Comissão da Câmara aprova criminalização de registro fraudulento de marca
Projeto altera a Lei 9.279/96 e prevê detenção de um a três meses, ou multa, para casos de vantagem ilícita
A Comissão de Indústria, Comércio e Serviços da Câmara dos Deputados aprovou um projeto que torna crime o registro fraudulento de marca. A proposta modifica a Lei 9.279/96, que trata dos direitos e obrigações relacionados à propriedade industrial.
Pelo texto, poderá ser punido com detenção de um a três meses, ou multa, quem registrar marca sem exercer a atividade econômica correspondente, com a finalidade de exigir vantagem ilícita ou impedir o registro por quem já utiliza marca idêntica ou semelhante.
A versão aprovada foi apresentada pela relatora, deputada Ivoneide Caetano (PT-BA), ao Projeto de Lei 2496/24, de autoria do deputado Helder Salomão (PT-ES).
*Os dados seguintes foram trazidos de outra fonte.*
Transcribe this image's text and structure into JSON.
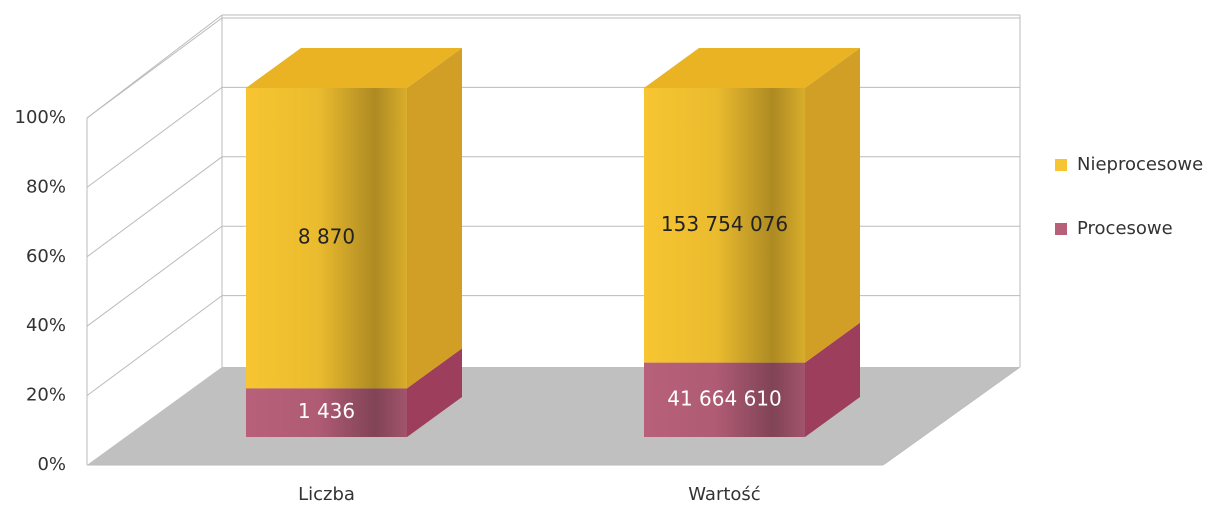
{
  "chart_data": {
    "type": "bar_3d_stacked_percent",
    "categories": [
      "Liczba",
      "Wartość"
    ],
    "series": [
      {
        "name": "Procesowe",
        "color": "#b8607a",
        "values": [
          1436,
          41664610
        ],
        "value_labels": [
          "1 436",
          "41 664 610"
        ]
      },
      {
        "name": "Nieprocesowe",
        "color": "#f7c531",
        "values": [
          8870,
          153754076
        ],
        "value_labels": [
          "8 870",
          "153 754 076"
        ]
      }
    ],
    "ylim": [
      0,
      100
    ],
    "yticks": [
      {
        "value": 0,
        "label": "0%"
      },
      {
        "value": 20,
        "label": "20%"
      },
      {
        "value": 40,
        "label": "40%"
      },
      {
        "value": 60,
        "label": "60%"
      },
      {
        "value": 80,
        "label": "80%"
      },
      {
        "value": 100,
        "label": "100%"
      }
    ],
    "grid": true,
    "legend": "right"
  }
}
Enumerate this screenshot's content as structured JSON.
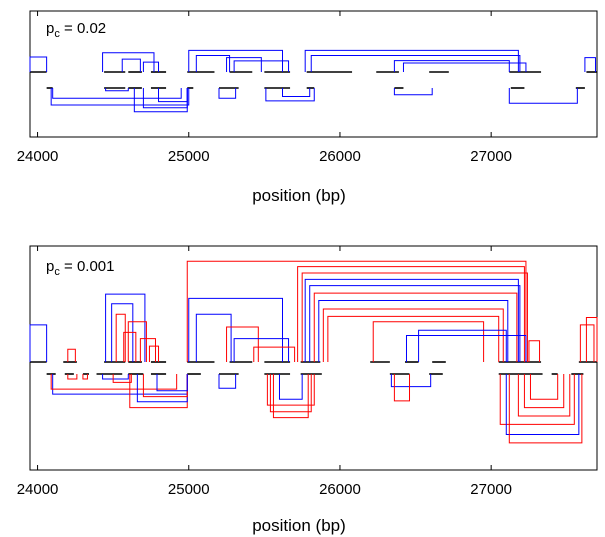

A relatora promoveu ajustes de redação, mas manteve o objetivo original da proposta.
Confira a íntegra do texto aprovado
“O registro de marca por quem não é seu legítimo dono causa enormes prejuízos a produtores e comerciantes que, de boa-fé, exercem a atividade econômica. Esses prejuízos podem ser financeiros e também produtivos”, afirmou Ivoneide Caetano.
Em vez de inserir o novo crime na parte da lei que trata de crimes contra marcas já registradas, a relatora propôs que a alteração seja incluída no capítulo sobre crimes cometidos por meio de marca, título de estabelecimento e sinal de propaganda.
Próximos passos
A proposta ainda será analisada pela Comissão de Constituição e Justiça e de Cidadania. Em seguida, seguirá para o Plenário. Para se tornar lei, o texto precisa ser aprovado pela Câmara e pelo Senado.